24 marzo 2021 | Vilar Juan

Lo studio scientifico "Valutazione dell'incidenza dell'applicazione del prodotto Omyapro Calcium negli oliveti. Indicazioni, uso ed effetti" realizzato da Juan Vilar Consultores Estratégicos, l'Università di Jaén (UJA) e il laboratorio Olivarum, dimostra che trattando gli olivi con calcio è possibile migliorare la quantità e la qualità dell'olio di oliva ottenuto.
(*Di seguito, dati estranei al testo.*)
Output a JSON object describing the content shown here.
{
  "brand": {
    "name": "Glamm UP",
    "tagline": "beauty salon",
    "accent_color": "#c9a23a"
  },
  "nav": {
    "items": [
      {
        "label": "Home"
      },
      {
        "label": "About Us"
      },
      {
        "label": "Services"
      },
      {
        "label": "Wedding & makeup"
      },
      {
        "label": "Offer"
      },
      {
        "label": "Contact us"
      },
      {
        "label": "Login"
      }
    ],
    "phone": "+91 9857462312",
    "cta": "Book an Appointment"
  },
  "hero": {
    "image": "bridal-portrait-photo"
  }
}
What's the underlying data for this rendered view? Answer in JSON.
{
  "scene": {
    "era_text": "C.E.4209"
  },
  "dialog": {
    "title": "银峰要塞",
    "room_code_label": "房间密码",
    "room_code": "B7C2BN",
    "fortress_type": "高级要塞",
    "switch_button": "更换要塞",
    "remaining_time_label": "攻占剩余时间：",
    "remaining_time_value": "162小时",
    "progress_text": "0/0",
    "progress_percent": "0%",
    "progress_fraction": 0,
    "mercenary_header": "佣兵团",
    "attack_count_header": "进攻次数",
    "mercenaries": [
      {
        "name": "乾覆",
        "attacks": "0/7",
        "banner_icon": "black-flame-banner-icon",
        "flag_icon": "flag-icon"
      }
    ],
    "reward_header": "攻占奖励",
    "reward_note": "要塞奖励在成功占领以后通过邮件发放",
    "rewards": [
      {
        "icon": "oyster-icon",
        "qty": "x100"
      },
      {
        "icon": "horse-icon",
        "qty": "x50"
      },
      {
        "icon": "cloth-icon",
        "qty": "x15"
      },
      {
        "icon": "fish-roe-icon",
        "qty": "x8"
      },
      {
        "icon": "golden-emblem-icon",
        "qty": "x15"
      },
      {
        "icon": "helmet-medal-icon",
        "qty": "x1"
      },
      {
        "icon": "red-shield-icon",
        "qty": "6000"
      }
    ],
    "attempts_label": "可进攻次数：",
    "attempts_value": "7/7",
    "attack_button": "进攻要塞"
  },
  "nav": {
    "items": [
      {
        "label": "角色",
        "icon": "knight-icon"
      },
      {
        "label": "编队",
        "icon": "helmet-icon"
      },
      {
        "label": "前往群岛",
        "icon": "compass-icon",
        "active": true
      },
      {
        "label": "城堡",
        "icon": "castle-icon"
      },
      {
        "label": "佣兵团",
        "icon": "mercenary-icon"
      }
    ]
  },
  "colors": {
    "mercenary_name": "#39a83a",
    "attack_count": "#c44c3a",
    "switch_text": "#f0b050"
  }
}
L'obiettivo principale è stato quello di verificare la risposta dell'olivo per migliorare la resa in grasso e la qualità dell'olio, ma anche la risposta dell'albero contro lo stress termico e idrico e la protezione contro l'attacco di alcune patologie.

Lo studio è stato pubblicato dopo due campagne di prova che sono state effettuate in diversi appezzamenti di Spagna e Portogallo, di diversa tipologia e densità di piantagione, essendo realizzato in oliveto superintensivo di varietà Arbequina in Portogallo e in oliveto tradizionale della varietà Picual di produzione convenzionale ed biologica della provincia di Jaén, dove sono stati determinati e valutati parametri morfologici del frutto, di produzione e qualità dell'olio ottenuto, così come la dose di applicazione ottimale.

Secondo i risultati ottenuti, il trattamento esercita una serie di effetti benefici nell'olivo come il miglioramento del vigore della pianta, da cui la salute e la produzione dell'olivo; e la riduzione dello stress idrico, poiché il prodotto esercita anche una funzione di protettore solare conservando in certa misura l'umidità della pianta e del frutto, aiutando ad un maggiore sviluppo.

Allo stesso modo, si è osservato che il trattamento riduce l'incidenza dei diversi parassiti analizzati, il che contribuisce a minimizzare e persino annullare l'attività enzimatica negativa durante processo di estrazione.

Dai risultati ottenuti nello studio, si conclude che l'applicazione del prodotto aumenta la resa, attraverso una maggiore quantità di frutti, dimensione e morfologia degli stessi; fornisce stabilità nei raccolti, una riduzione dello stress idrico e una maggiore estraibilità dell'olio, tramite effetto coadiuvante; contribuendo in modo indiretto al miglioramento qualitativo dell'olio di oliva ottenuto dall'annullamento dell'attività enzimatica dovuta all'effetto delle piaghe.